I have done the part of my doctoral dissertation work on developing and validating a numerical model of propagation and acceleration of highly energetic charged particles that stream into the solar system from the Sun. These particles can be accelerated to very high energies, and may cause disruption of electrical systems on spacecraft and pose serious health risks to astronauts. The characterization of this high energy particle radiation at various locations in the solar system is one of the objectives of the Earth-Moon-Mars Radiation Environment Module (EMMREM) project at the Center for Space Physics at BU. I have worked on this project for the past several years. Here is a paper describing this project.

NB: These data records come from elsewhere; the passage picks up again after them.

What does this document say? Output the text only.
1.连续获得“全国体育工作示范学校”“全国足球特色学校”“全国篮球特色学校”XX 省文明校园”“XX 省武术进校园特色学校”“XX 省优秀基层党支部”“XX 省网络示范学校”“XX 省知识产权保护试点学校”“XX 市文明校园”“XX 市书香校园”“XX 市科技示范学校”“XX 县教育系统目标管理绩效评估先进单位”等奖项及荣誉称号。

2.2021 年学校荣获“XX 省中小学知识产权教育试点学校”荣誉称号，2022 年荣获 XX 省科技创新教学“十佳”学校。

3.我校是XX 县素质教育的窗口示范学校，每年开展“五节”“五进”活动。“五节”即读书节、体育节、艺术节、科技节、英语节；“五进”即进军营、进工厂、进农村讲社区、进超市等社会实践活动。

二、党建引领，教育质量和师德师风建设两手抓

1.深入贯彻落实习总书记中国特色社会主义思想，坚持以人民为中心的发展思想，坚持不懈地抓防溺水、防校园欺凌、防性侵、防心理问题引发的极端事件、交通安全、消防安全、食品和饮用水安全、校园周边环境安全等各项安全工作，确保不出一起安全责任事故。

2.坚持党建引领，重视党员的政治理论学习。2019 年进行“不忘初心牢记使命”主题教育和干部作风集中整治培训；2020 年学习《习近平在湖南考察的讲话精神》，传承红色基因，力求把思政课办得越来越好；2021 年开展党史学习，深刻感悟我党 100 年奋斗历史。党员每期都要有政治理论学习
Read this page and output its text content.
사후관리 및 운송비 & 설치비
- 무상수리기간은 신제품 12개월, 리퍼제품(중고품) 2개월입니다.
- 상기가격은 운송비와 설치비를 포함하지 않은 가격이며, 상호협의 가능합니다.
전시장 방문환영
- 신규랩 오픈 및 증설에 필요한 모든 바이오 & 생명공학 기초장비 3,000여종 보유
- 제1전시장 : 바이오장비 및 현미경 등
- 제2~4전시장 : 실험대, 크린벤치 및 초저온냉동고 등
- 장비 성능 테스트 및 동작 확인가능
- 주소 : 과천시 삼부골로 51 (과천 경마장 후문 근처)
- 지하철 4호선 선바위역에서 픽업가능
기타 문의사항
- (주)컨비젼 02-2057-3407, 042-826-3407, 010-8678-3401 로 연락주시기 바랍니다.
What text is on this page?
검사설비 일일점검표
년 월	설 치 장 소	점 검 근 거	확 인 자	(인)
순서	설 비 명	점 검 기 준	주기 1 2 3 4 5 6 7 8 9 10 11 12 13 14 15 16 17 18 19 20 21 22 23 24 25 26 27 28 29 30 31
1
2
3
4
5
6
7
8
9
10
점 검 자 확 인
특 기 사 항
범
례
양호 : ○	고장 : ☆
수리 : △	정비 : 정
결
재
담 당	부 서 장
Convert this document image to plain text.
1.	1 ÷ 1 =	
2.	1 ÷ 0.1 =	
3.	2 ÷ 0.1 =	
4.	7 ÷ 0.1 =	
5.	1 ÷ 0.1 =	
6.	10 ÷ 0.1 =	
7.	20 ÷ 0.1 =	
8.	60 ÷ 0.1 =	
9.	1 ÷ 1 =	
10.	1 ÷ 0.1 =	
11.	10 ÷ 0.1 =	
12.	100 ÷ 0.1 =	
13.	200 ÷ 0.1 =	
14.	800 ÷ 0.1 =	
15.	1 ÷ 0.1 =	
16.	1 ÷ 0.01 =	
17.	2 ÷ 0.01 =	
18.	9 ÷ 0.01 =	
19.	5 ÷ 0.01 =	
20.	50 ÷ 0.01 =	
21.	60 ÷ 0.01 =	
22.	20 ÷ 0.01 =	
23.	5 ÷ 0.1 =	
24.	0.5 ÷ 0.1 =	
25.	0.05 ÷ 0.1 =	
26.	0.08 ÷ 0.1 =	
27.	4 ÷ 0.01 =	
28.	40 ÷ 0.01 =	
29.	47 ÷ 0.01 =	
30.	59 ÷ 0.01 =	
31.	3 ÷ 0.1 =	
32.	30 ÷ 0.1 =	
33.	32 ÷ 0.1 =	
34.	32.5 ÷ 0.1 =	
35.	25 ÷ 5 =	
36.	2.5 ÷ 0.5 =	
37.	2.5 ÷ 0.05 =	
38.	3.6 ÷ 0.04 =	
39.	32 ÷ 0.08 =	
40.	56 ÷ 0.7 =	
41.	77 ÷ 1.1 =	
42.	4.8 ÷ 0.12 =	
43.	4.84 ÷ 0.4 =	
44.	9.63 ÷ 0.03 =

Interplanetary shocks have been quite well studied, thanks to in situ measurements of energetic particles near Earth and throughout the solar system. Many bursts of energetic charged particles observed close to Earth are not directly associated with shocks that pass by Earth. This suggests that energetic particles are formed much lower, in the solar corona, possibly by shocks that form near the Sun or through magnetic reconnection. The difficulty with forming shocks close to the Sun is that the medium is so strongly mediated by magnetic fields that shock formation becomes difficult. Compression regions may play a critical role in modifying plasma dynamics so severely that shocks form more readily than previously thought. Magnetic reconnection also likely plays a major role in the outflows of reconnection jets.
I analyze remote optical and ultraviolet observations of the low solar corona to characterize how shocks and reconnection regions form close to the Sun and to investigate how they accelerate charged particles. Specifically, I use ultraviolet observations of the Sun from the recently-launched Solar Dynamics Observatory/ Atmospheric Imaging Assembly, in order to constrain the properties of plasma shocks and magnetic reconnection regions in the solar corona, which can accelerate particles. I also apply the numerical particle propagation and particle acceleration model to study the origin and acceleration of solar energetic particles. This work will help address the question of whether plasma shocks and/or magnetic reconnection regions are efficient in accelerating particles close to the Sun. It will also lead to new techniques for characterizing and predicting the interplanetary radiation environment, an important topic in the field of space weather.